# Chrsitmas Cheer



## cappyr (Dec 22, 2013)

*It aint beer or ale but our favorite Christmas hot drink.  Try it you'll like it:*

~~Default Chirsitmas Cheer -------------------------------------------------------------------------------- During the holidays Peg makes a pot of Christmas potpourri it contains some or all of the following along with what ever else is in the cabinet. 2 or 3 apples cored and quartered 2 or 3 oranges quartered 1 or 2 lemons quartered 1 heaping teaspoon cinnamon 1 tsp pumpkin pie spice ginger cloves and water. This goes ina sauce pan and is left on low to steep and smell the house up with wonderful homey smells. If it reduces ya just add water. When ya wanna you put a shot of good rum and a table spoon of rich cane syrup or light brown suger in the bottom of a coffee cup, and a couple ladles of the liquid stir and enjoy a wonderful hot Christmas drink. Give this Cajun home tradition a try and May God bless you, and grant you a Merry Christmas


----------



## leah elisheva (Dec 23, 2013)

Very fun Cappy!

I can always feel the great energy you folks have in the home! Very warm, very wonderful, and fabulous to read!
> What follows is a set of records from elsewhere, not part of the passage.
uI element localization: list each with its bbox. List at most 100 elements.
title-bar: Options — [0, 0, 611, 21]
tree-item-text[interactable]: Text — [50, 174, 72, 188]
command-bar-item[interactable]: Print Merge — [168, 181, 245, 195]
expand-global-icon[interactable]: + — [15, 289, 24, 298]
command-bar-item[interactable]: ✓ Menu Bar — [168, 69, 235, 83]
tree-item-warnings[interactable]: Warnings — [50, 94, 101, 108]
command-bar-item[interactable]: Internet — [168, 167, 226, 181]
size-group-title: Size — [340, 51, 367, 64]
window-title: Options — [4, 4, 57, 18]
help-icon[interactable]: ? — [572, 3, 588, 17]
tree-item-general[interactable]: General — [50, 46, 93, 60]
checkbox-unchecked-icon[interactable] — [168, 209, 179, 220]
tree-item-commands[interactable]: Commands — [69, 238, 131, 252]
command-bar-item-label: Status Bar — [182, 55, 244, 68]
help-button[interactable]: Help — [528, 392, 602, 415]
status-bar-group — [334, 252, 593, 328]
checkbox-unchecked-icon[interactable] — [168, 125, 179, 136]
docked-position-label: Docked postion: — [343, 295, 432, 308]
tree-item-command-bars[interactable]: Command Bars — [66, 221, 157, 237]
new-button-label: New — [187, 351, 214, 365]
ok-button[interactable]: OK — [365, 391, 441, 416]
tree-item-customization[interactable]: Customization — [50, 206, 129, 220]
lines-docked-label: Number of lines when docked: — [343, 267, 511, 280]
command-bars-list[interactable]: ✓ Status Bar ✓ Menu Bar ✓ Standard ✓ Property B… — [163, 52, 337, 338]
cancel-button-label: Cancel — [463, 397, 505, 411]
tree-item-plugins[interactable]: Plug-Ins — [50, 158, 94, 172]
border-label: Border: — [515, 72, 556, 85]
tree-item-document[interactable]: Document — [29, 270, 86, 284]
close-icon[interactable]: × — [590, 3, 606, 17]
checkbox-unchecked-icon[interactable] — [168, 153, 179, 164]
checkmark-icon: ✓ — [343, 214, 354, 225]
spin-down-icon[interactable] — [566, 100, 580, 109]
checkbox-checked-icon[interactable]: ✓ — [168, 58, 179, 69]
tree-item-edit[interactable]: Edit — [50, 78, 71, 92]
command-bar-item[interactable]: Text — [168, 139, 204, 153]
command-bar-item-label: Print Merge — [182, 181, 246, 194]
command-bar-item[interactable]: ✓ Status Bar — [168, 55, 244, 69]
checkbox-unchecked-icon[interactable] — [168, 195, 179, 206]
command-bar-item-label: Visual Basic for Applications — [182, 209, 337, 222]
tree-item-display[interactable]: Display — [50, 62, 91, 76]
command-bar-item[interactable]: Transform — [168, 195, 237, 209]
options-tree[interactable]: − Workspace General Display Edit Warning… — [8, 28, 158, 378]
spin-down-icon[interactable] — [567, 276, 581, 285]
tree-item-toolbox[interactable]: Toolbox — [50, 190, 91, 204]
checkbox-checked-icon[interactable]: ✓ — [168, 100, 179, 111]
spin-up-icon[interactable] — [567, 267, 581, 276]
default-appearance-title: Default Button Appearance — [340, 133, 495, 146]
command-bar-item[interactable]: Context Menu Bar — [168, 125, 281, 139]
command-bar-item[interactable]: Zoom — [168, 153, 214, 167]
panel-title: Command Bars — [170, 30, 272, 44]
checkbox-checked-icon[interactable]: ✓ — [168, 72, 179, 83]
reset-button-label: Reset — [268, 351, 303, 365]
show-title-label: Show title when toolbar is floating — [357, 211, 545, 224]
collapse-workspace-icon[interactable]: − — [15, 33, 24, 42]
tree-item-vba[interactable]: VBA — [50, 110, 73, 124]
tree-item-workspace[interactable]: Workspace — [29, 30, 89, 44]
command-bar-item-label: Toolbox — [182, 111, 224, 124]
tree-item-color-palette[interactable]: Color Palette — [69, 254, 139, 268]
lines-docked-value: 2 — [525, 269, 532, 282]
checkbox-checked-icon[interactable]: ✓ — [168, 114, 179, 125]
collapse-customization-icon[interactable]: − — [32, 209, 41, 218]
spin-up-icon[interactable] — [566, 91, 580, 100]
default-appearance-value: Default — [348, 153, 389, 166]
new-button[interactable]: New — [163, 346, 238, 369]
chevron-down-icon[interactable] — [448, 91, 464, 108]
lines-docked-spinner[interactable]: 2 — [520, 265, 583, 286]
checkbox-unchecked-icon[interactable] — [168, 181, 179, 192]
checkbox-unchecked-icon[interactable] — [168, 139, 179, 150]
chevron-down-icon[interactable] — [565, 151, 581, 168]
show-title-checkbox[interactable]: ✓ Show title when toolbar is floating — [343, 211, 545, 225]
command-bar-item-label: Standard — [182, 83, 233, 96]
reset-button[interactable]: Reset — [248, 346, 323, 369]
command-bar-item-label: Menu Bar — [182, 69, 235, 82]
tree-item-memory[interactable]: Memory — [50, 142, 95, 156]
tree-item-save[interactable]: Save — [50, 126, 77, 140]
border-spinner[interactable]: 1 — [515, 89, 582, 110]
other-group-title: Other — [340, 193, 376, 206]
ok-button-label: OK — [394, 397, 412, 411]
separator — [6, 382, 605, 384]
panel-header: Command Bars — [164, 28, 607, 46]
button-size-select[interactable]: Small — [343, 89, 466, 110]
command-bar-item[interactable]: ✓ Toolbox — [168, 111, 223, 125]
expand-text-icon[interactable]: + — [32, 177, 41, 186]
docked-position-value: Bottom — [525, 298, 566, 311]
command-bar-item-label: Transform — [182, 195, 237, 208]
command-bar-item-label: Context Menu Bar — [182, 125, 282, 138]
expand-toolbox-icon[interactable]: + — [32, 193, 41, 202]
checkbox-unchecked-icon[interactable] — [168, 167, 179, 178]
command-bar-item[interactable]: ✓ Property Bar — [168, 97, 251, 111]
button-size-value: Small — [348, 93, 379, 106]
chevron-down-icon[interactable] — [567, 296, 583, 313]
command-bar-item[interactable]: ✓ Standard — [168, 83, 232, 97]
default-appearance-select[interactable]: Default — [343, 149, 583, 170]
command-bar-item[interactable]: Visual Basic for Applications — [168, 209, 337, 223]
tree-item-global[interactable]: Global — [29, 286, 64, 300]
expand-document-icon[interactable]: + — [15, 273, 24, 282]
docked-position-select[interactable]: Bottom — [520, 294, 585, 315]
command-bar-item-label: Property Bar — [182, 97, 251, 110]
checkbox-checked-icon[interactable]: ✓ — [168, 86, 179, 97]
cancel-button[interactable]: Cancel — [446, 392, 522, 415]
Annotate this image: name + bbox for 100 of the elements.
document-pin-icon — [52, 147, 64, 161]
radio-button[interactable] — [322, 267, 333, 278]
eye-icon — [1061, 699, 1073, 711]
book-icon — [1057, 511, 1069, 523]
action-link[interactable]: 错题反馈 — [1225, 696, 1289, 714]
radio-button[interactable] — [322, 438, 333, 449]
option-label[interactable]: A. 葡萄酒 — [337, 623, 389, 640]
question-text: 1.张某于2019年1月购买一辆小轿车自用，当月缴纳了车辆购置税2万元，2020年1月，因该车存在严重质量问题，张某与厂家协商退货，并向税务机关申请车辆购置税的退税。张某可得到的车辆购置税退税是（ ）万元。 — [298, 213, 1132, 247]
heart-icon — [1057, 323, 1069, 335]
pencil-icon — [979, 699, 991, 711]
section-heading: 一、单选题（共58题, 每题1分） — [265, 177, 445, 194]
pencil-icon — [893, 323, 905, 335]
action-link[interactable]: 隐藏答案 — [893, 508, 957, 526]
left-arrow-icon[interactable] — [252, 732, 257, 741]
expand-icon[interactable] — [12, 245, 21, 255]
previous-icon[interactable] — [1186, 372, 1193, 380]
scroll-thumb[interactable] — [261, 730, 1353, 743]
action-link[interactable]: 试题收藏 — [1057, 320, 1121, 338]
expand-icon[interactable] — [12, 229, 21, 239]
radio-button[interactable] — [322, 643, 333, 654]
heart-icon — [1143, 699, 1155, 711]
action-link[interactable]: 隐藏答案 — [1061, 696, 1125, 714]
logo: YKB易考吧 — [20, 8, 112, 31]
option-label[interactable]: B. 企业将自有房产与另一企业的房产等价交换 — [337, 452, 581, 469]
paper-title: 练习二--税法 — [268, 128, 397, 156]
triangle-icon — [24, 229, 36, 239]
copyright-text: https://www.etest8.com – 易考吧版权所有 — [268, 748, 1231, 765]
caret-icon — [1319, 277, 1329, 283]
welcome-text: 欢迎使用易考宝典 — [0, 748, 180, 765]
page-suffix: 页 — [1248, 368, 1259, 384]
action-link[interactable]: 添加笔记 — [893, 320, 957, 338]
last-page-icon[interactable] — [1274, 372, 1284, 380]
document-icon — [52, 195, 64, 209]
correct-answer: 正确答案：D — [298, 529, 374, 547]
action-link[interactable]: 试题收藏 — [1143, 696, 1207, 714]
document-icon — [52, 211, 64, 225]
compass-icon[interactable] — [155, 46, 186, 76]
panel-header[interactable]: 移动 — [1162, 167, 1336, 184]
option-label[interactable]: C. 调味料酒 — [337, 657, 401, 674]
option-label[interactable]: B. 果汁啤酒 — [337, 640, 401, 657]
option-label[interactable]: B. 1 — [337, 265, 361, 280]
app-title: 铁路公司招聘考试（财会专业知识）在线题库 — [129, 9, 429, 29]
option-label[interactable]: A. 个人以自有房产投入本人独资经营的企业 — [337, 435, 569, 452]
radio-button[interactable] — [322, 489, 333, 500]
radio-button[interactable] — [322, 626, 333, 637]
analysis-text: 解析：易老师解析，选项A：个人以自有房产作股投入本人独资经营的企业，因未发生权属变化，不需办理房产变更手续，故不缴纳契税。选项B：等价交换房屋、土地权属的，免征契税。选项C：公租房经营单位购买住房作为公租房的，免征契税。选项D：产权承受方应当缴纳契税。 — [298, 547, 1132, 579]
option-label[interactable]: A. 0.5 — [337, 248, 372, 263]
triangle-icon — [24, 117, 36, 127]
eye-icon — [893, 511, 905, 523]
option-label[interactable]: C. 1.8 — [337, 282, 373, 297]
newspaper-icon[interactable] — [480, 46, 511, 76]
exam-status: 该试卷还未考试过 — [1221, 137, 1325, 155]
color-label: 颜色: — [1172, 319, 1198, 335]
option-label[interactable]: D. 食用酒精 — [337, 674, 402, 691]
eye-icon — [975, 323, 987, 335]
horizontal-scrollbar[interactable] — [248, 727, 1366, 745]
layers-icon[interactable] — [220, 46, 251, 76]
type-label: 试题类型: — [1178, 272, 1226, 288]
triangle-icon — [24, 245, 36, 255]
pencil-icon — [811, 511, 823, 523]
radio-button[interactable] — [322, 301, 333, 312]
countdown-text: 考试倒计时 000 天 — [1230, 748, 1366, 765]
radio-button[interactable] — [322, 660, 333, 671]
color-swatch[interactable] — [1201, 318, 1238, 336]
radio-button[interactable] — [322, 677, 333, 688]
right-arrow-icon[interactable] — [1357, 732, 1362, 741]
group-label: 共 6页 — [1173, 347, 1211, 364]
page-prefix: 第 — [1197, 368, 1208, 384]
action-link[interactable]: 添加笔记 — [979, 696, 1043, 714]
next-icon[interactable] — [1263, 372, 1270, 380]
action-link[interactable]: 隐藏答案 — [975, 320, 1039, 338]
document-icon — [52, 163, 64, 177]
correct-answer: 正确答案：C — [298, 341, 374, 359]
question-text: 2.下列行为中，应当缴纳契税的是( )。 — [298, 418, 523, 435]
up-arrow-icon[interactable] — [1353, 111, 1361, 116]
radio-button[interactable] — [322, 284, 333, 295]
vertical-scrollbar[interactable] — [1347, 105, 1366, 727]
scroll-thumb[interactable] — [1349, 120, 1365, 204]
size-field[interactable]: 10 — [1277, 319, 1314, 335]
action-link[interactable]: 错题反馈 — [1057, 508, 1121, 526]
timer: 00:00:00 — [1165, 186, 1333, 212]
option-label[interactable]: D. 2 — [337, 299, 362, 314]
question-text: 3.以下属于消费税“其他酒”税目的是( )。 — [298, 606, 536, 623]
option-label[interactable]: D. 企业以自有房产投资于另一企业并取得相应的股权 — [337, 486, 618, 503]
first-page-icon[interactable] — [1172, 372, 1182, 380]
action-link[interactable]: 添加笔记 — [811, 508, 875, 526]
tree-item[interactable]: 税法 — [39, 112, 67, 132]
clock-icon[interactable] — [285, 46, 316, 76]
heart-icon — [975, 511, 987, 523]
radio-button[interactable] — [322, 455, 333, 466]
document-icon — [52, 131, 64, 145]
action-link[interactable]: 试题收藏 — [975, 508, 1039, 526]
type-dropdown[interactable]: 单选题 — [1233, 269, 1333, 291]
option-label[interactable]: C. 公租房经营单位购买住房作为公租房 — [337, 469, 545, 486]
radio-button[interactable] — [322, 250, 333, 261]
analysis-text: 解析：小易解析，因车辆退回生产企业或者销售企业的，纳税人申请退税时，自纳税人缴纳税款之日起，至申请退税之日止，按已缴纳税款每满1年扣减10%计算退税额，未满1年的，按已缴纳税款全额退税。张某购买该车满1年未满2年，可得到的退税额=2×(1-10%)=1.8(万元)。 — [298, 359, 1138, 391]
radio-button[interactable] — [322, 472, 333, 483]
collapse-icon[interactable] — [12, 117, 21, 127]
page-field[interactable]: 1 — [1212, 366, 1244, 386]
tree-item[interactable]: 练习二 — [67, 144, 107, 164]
Thanks for sharing!

Merry Christmas to you both and to the adorable Bichon as well!!!!!!!!!

Cheers! - Leah (The gal from New Hampshire). Smiles.


----------



## mdboatbum (Dec 23, 2013)

I like it! My mom used to make a big pot of Wassail every Christmas for much the same reason, it made the house smell fantastic! I might try yours this year, as it can be used as a base for a bunch of different drinks. Thanks for the recipe and Merry Christmas!


----------



## cappyr (Dec 23, 2013)

*Thanks Gal  from New Hampshire, and scurvy ole boat bum(hmmm I been called that....)  This aint exactly wassely or for that matter a recipe cause it vries from year to errrrr make that batch to batch.  What I wrote is what we had at the time.  It has been steeping for like 4 days and has just gotten better.  We have dipped from it several times and added water when it got low till this AM when I noticed it becoming kinda watered down in my morning cup.  I poored it out and this time included a couple very sweet pears that a neighbor gave us, left out the pie spice cause we out, and added a big splash of homemade vanilla extract.  Smells wonderful steaming on the stove and cant hardly wait to try a cup later this afternoon.*


----------



## timstalltaletav (Jan 3, 2014)

CappyR said:


> *It aint beer or ale but our favorite Christmas hot drink.  Try it you'll like it:*
> 
> 
> 
> ...




This sounds a lot like what us coal crackers call boilo.  Very similar ingredients except it's made with either shine or 4-Queens whiskey.  Works great to take away sore throats and other cold weather ailments.


----------